My family was hosted to a wonderful dinner by my Vietnamese family
            After a bit of a wait in the arrivals hall at the Ha Noi airport, the Japan Airlines flight finally arrived. I saw my mom and sister waiting for their bags at the baggage claim, but they couldn’t see me through the doorway. Then, they walked through the door and out into the massive sea of people waiting for other passengers. I tried to get their attention but they couldn’t see me still. Then, while they were turned around talking to the hotel driver, I snuck up on them and surprised them! They were really happy to see me (I hope!). A car from the hotel then took us into the city. Now this next part that I’m about to tell you might get me in trouble with officials, so don’t be surprised if my blog access is blocked again. When we were entering central Ha Noi, we drove by 4 stopped motorcycles on the side of the road, as we passed them, I saw that there were eight policemen with them, and that they all had machine guns out and ready. Then, after we passed them, the motorcycles started up and flew by us, two police on each bike. They passed us and then at the next intersection swerved in four different directions, stopped abruptly, and cut off a motorbike rider. They jumped off their bikes and grabbed the rider throwing him to the ground and pointing the guns in his face. At this point a building blocked my view and I couldn’t see what happened next, but whatever happened, it probably didn’t end well for the rider.

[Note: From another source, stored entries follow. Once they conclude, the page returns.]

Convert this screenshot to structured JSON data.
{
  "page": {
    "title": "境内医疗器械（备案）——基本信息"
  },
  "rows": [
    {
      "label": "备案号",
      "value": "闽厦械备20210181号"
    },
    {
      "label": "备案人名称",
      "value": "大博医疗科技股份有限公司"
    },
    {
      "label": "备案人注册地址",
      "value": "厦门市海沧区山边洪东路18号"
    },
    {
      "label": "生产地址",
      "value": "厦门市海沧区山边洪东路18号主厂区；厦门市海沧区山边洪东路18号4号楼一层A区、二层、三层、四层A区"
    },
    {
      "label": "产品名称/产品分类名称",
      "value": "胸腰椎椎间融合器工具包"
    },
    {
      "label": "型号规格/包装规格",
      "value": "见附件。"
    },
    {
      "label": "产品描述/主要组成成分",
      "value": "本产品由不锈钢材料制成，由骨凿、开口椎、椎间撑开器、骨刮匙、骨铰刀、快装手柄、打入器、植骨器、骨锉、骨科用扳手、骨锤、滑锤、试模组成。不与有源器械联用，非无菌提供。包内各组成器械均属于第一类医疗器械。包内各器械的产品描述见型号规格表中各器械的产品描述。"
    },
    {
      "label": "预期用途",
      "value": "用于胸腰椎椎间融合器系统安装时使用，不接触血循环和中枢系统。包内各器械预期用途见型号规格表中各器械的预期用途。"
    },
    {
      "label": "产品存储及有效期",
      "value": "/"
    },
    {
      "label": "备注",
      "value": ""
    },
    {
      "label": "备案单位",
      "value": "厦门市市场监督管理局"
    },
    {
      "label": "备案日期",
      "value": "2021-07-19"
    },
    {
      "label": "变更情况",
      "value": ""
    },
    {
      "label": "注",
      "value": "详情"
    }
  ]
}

My host Dad and Mom and SYA Vietnam Director Thay Vuong
            The next day, I woke up early and headed over to my family's hotel. I was able to spend the morning with them, but at noon I had to head over to school for a wrap-up and reception for visiting families. After breakfast we went to the Ho Chi Minh mausoleum, but to our disappointment, he wasn’t there. Then, while my parents went to lunch, I headed over to the school with my sister Emily. After the wrap-up, my parents arrived at the school. They got to look around and meet some of the students. Also, Emily is applying to Thacher and Cate schools, so she was able to talk to Nan, a student on the trip, who goes to Thacher. After the reception we all went to the hotel and then, my mom and I set out to find my godfather Uncle Aaron. We knew what hotel he and his girlfriend were staying at but we didn’t have a phone number for him and he didn’t have a computer. To add to this confusion, the hotel didn’t have a phone number either. Luckily, he was there when we showed up, he and his girlfriend May had just returned from Ha Long bay half an hour before. They are currently teachers in Doha, Qatar. But at the end of the school year they are moving to Yokohama, Japan. I haven’t seen him since winter break in 8th grade, three years ago.  I invited them to my host family’s house that night for dinner. So we then met up with my dad and two sisters and got a cab to drive us to my house, about 15 minutes away with minimal traffic, but with traffic it can take up to an hour. There was light traffic so the drive wasn’t long. At the dinner we had the 5 of us, plus Aaron and his girlfriend, and also joining us was the director of my school, Thay Vuong. And of course my 3 host family members, my mom, dad, and sixteen-year-old sister, Linh. Dinner was outstanding, and took a lot of preparation! Both my Aunt and our household maid were busy in the kitchen helping my mom cook the incredible meal, and everything turned out great. We had all sorts of different Vietnamese dishes: different meats, shrimp, bamboo, assorted greens from our rooftop garden, soups and much more. Just as dinner was being served, the doorbell rang, and it was the house band! This was a total surprise. My host dad had contacted some of the best musicians in Vietnam for playing a traditional instrument (a 2 stringed bango-guitar thing) to play and sing traditional songs for us that night. And it just so happened that they were our next door neighbors, coincidence? I think not.